“The colonel say: ‘We will go over the mountain.’

“The people of that town say, ‘There is no trail over that mountain. It is very high and very cold. You will die. Besides, on that mountain live head-hunters. They will eat you.’

“But the colonel tightened up his belt. He put his tommy-gun on his shoulder and he said: ‘We will go over the mountains!’ And by God! We did!”

“Than Shwe,” a WAC with a long face protested, “You shouldn’t swear. It isn’t nice.”

“Well,” the native girl’s eyes gleamed. “That’s what the colonel did say. What he say, I say, and where he goes, I go.”

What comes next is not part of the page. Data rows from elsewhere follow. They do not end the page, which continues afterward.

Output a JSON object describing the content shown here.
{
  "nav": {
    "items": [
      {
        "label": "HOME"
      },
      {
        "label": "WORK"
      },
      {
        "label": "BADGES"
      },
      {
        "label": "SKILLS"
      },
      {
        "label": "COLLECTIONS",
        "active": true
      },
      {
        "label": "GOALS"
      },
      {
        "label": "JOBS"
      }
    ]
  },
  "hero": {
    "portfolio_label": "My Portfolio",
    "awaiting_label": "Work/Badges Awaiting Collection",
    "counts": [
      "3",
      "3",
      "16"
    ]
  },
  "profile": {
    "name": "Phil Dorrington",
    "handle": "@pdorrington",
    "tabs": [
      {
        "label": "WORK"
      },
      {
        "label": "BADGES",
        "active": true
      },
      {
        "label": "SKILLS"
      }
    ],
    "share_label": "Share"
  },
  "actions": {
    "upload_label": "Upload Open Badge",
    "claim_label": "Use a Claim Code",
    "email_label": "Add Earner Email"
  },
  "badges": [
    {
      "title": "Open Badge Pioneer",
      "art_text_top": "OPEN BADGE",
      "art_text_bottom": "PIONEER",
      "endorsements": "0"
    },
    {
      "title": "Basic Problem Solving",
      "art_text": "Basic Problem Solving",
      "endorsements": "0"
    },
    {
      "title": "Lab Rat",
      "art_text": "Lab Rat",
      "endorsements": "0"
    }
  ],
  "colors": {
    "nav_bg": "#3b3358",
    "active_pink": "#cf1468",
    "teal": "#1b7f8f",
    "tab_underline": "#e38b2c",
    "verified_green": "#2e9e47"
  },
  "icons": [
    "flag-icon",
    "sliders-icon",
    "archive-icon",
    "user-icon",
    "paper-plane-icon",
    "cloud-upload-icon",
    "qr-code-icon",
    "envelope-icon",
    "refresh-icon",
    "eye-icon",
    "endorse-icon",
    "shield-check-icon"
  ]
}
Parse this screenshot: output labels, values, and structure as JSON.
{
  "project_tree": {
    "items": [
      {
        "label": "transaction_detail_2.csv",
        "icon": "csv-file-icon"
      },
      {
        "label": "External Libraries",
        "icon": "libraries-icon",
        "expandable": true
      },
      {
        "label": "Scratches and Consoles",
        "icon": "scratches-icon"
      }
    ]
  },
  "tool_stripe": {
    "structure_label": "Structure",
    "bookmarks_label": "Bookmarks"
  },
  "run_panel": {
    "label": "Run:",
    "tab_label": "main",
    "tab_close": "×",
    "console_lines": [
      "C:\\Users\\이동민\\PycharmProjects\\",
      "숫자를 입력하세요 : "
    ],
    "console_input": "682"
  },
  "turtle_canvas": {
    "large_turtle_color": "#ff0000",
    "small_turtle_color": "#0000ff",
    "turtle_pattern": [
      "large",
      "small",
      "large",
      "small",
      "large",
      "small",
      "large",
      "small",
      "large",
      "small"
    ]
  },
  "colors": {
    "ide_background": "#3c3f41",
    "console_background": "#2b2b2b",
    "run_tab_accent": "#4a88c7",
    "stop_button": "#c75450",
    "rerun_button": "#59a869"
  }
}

For a time there was silence. Then with a sigh, the native girl concluded: “The mountain, he was not so bad. At the top we got very cold, but we slept together all in a heap and it was not so bad.

“And then we came to a hut,” she sighed. “In that hut there was a white man. He said, ‘I came for you. I have five hundred coolies. We came five days. Now you go back five days. The coolies, they carry you, carry everything. Then you are there.’ And see!” The girl spread her hands wide. “Here we are.”

“Than Shwe, you forgot to swear that time.” Gale’s eyes shone with a teasing light.

“I do that for you alone, in private.” The girl gave her an appreciative smile. “Yes,” she added, “We come. But we go back very soon.”

Than Shwe’s story was told. She lapsed into silence. For some of the girls, no doubt, it had been but the telling of an amusing adventure. For Gale it was far more than that, for though a girl, she was at heart a soldier. Her father, her grandfather and all others as far back as could be traced had been soldiers. She was a WAC, but WACS were soldiers too, in for the duration.